Andrzejewski’s focus lies largely in queer theory, an ideological framework coined in the 1990s in which scholars apply contemporary theories to classical literary texts like Shakespeare.
For example, Boston College hired Dawn Meredith Simmons in late 2024, who was described by the college as “a trailblazer in fighting racism and encouraging diversity in the theater community,” to teach a class that interpreted the “theme of identity” in Shakespeare’s “Macbeth.”
Andrzejewski declined to be interviewed with The College Fix, but wrote in an email: “I believe Shakespeare and all of the classics are for everyone. That’s what makes a classic—that so many people can relate to it and see themselves in it, across differences. My reading of Shakespeare’s plays is far from the definitive reading. It’s simply the one I had to offer.”
One chapter, for example, looks at Ophelia in “Hamlet,” and in particular whether the character used an herb as an abortifacient.
“A close read of how critics have argued for or against the potential Ophelia is pregnant speaks not only to the still-taboo nature of abortion but the problem of what counts, traditionally, as evidence,” the professor wrote. “For this reason, I argue that queer theorists who write about queer methodologies and what counts as evidence help not only to uncover more potential references to pregnancy in the play but also challenge us to consider more heretical possibilities when it comes to Ophelia and all of Shakespeare’s plays.”
In another chapter she tackles “Titus Andronicus.”
“From gestational erasure, then, Shakespeare urges audiences to consider the beastly, ‘detested vale’ in Titus Andronicus—Tamora’s pregnant, animal body—that conceives and breeds and generates a queer future,” she wrote.
Asked to weigh in, Peter Herman, a professor of English and comparative literature at San Diego State University, told The College Fix that “the term ‘queer’ is so expanded from its original referent (a slur concerning homosexuality) that it comes to mean any kind of transgressive or challenging reading.”
For some scholars, especially those in the realm of classical literature, imposing modern theoretical frameworks on classical texts seems unavoidable.
“We are always going to read from our own standpoint, and not from how a person in the sixteenth century would understand something,” Herman said. “For example, for a long time critics and readers assumed that ‘Othello’ was all about jealousy, nothing about race. But today, it’s all about race. The same goes for paying attention to colonialism and ‘The Tempest.’”

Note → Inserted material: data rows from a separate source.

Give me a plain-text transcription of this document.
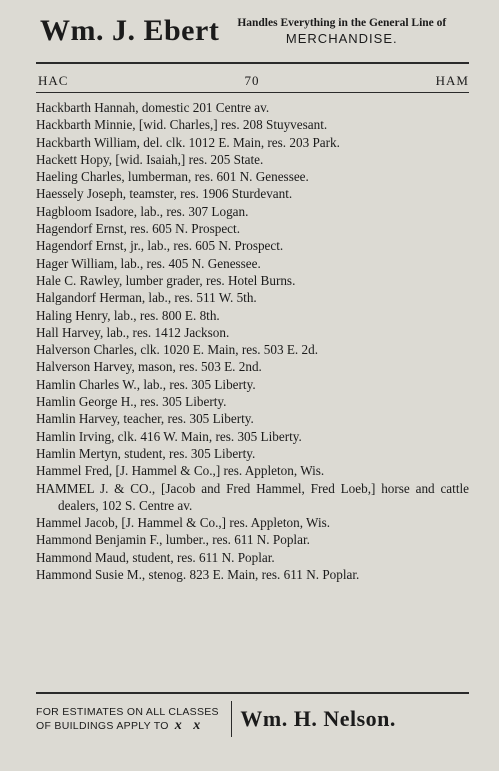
Wm. J. Ebert Handles Everything in the General Line of
MERCHANDISE.
HAC	70	HAM
Hackbarth Hannah, domestic 201 Centre av.
Hackbarth Minnie, [wid. Charles,] res. 208 Stuyvesant.
Hackbarth William, del. clk. 1012 E. Main, res. 203 Park.
Hackett Hopy, [wid. Isaiah,] res. 205 State.
Haeling Charles, lumberman, res. 601 N. Genessee.
Haessely Joseph, teamster, res. 1906 Sturdevant.
Hagbloom Isadore, lab., res. 307 Logan.
Hagendorf Ernst, res. 605 N. Prospect.
Hagendorf Ernst, jr., lab., res. 605 N. Prospect.
Hager William, lab., res. 405 N. Genessee.
Hale C. Rawley, lumber grader, res. Hotel Burns.
Halgandorf Herman, lab., res. 511 W. 5th.
Haling Henry, lab., res. 800 E. 8th.
Hall Harvey, lab., res. 1412 Jackson.
Halverson Charles, clk. 1020 E. Main, res. 503 E. 2d.
Halverson Harvey, mason, res. 503 E. 2nd.
Hamlin Charles W., lab., res. 305 Liberty.
Hamlin George H., res. 305 Liberty.
Hamlin Harvey, teacher, res. 305 Liberty.
Hamlin Irving, clk. 416 W. Main, res. 305 Liberty.
Hamlin Mertyn, student, res. 305 Liberty.
Hammel Fred, [J. Hammel & Co.,] res. Appleton, Wis.
HAMMEL J. & CO., [Jacob and Fred Hammel, Fred Loeb,] horse and cattle dealers, 102 S. Centre av.
Hammel Jacob, [J. Hammel & Co.,] res. Appleton, Wis.
Hammond Benjamin F., lumber., res. 611 N. Poplar.
Hammond Maud, student, res. 611 N. Poplar.
Hammond Susie M., stenog. 823 E. Main, res. 611 N. Poplar.
FOR ESTIMATES ON ALL CLASSES
OF BUILDINGS APPLY TO x x	Wm. H. Nelson.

For Herman, it is not always a bad practice to apply modern concepts to older literature. Particularly in the context of Renaissance texts, he said this practice is generally permissible because “that [practice] can often reveal something that previous generations missed.”
According to Professor Herman, there aren’t limits on applying contemporary theories to older texts, except for “imposing readings that are manifestly anachronistic.”
“It’s pretty clear that Antonio in Merchant has feelings for Bassanio that are not reciprocated, and he constantly wants to privilege male-male relationships over male-female relationships. That’s in the text. Are those feelings sexual in nature? That’s pure speculation,” Herman said.
However, when trying to understand if queer theory helps individuals better understand Shakespeare, or if its purpose in literary analysis tells us something about the concerns of contemporary academia, Herman said probably not.
“[I]mposing a contemporary sense of sexuality onto the play is likely to yield unhelpful readings,” he said.